I was until early this year a member of the United States Senate. I learned during my time in office that politics often makes us silent when we should speak, and silence is worthless in defense of democracy. In my view, silence equals complicity. I have children and grandchildren to answer to, and so, I decided at the beginning of the administration of our current president that I would not be silent.

And so I wrote a book in defense of the principles that I have long claimed to believe in, and I spoke out. Well, it turns out that defending principles that are under attack and maintaining a political career are opposite goals. But you know what? A political career doesn’t mean much if we use our office to undermine the values that define us. There are times when we must risk our careers in favor of our principles.

And so, for the time being, I gave up that political career, because my role as a citizen was more important than my role as a politician. I made some powerful political enemies — well, one in particular — but that’s okay. One day both of us will be gone from the scene. The principles will remain. But only if we are willing to fight for them.

The prescription for what ails us is as simple as it is hard: Those who hold to the traditional view of conservatism in my country need to stand up, and speak up — for the record and for history.

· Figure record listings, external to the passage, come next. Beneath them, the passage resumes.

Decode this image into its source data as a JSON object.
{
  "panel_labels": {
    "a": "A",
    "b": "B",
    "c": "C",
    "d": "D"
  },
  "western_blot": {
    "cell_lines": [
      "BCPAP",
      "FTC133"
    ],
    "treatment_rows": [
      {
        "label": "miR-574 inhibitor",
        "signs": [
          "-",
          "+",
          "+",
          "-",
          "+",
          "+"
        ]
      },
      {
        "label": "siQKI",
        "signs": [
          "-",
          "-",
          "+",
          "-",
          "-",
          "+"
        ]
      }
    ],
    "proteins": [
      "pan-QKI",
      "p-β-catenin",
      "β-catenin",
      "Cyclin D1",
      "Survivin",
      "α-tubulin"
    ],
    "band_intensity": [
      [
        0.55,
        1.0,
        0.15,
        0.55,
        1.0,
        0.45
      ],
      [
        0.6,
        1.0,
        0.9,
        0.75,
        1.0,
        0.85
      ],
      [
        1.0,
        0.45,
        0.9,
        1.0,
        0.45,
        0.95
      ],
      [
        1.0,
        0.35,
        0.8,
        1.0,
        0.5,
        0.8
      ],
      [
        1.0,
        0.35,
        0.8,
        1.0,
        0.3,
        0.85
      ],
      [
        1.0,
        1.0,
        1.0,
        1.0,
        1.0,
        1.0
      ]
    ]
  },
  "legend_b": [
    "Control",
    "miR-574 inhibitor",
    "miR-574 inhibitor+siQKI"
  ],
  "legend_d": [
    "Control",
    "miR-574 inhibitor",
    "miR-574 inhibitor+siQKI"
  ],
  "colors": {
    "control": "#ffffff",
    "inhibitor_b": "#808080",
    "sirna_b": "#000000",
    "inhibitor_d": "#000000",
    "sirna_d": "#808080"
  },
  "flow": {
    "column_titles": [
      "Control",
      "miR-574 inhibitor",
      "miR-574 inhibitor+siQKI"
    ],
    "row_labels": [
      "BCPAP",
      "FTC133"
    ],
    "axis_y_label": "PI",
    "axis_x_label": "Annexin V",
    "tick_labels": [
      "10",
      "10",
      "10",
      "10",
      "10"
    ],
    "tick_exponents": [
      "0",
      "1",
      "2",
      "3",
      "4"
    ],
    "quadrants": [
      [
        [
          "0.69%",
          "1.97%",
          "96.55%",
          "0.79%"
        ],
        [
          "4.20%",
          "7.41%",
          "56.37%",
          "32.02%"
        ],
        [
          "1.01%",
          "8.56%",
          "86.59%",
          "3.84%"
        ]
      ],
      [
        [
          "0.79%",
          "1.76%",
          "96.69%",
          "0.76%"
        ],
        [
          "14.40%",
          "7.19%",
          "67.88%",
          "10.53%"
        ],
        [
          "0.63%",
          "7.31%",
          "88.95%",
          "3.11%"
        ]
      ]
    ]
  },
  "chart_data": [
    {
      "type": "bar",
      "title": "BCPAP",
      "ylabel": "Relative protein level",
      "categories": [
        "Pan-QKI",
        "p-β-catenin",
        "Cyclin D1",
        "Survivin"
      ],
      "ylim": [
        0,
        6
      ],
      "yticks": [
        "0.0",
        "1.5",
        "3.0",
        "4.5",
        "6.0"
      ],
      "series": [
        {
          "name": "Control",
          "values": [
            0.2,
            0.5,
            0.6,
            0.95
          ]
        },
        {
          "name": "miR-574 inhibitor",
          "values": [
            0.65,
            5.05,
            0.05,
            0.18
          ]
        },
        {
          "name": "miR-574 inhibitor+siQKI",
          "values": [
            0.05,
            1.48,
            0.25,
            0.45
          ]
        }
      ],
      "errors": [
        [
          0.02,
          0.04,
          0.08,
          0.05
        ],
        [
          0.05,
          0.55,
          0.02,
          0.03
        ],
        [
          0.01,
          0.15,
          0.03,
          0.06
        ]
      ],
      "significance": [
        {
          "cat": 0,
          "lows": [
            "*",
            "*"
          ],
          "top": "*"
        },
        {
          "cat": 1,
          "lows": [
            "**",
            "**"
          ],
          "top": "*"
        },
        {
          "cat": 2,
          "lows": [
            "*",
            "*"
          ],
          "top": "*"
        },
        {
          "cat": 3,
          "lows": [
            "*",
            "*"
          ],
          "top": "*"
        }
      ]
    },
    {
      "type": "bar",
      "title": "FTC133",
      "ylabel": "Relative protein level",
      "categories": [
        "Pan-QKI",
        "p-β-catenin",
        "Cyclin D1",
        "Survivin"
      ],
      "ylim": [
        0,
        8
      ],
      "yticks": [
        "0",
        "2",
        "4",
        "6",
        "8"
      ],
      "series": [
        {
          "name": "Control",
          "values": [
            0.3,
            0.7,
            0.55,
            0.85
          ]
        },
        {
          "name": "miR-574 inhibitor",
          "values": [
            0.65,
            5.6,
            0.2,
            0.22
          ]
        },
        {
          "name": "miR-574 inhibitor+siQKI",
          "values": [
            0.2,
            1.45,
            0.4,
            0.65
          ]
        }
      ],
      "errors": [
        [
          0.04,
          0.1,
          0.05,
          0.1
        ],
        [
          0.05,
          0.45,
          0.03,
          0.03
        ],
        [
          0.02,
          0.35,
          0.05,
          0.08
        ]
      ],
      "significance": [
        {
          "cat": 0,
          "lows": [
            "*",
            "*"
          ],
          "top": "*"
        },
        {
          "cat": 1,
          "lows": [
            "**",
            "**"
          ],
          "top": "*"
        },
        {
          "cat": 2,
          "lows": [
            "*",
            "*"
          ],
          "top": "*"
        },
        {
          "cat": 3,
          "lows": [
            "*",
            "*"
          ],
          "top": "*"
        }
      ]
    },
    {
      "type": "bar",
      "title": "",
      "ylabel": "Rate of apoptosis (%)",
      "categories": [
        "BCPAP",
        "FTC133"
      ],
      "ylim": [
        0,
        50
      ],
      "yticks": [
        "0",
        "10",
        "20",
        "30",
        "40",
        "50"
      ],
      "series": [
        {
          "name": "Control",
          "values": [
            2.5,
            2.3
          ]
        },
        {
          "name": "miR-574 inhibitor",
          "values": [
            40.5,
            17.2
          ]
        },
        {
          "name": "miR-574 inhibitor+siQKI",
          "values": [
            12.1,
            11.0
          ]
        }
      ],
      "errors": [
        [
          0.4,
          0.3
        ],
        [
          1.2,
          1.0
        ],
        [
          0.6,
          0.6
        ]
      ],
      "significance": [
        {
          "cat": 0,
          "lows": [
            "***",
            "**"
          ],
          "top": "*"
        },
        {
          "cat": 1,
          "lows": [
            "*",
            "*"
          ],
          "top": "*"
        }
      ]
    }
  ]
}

For those running for office — don’t share the campaign stage with someone who taunts, derides and utters falsehoods about your colleagues and your countrymen and women. If you find yourself there on that stage, don’t join in, clap along, or simply look at the floor when the audience chants “Lock Her Up,” or “Send Them Back.” Push back. Step off the stage if you have to. This is not what you signed up for. Forget the political consequences. Trust me, you can go elsewhere for a job, but you cannot go elsewhere for a soul.

One thing is certain, we in America have a lot to learn from some of the conservatives next door in the United Kingdom, who have not been afraid to come to the defense of principle and country over party and position.

In a thousand years, what will they make of our time? Was this the fulcrum moment when self-government faltered and vanished, when diverse democratic systems broke apart? Or will we have turned back the vandals, and, having glimpsed the abyss, recommitted ourselves to these extraordinary experiments in democracy?

There is only one choice, really.

In the sweep of history, we Americans, after fighting our war of independence, survived a war between ourselves and managed to create a more perfect union. We ensured universal suffrage and ended up on the right side of the civil rights movement. It’s still not perfect union, but we always seem to be headed in the right direction. As Winston Churchill famously opined, Americans can be counted on to do the right thing after exhausting all alternatives.

It is my hope, and my belief that this fever of rancor and discord in my country will eventually break. That this unhappy sojourn into unfamiliar territory will be brief and anomalous. That we will return to ourselves once more, because good men and women ultimately heed the Burkean plea to stand and be counted. And the sooner the better.

Thank you for this privilege of Honorary Patronage, and thank you for having me here today.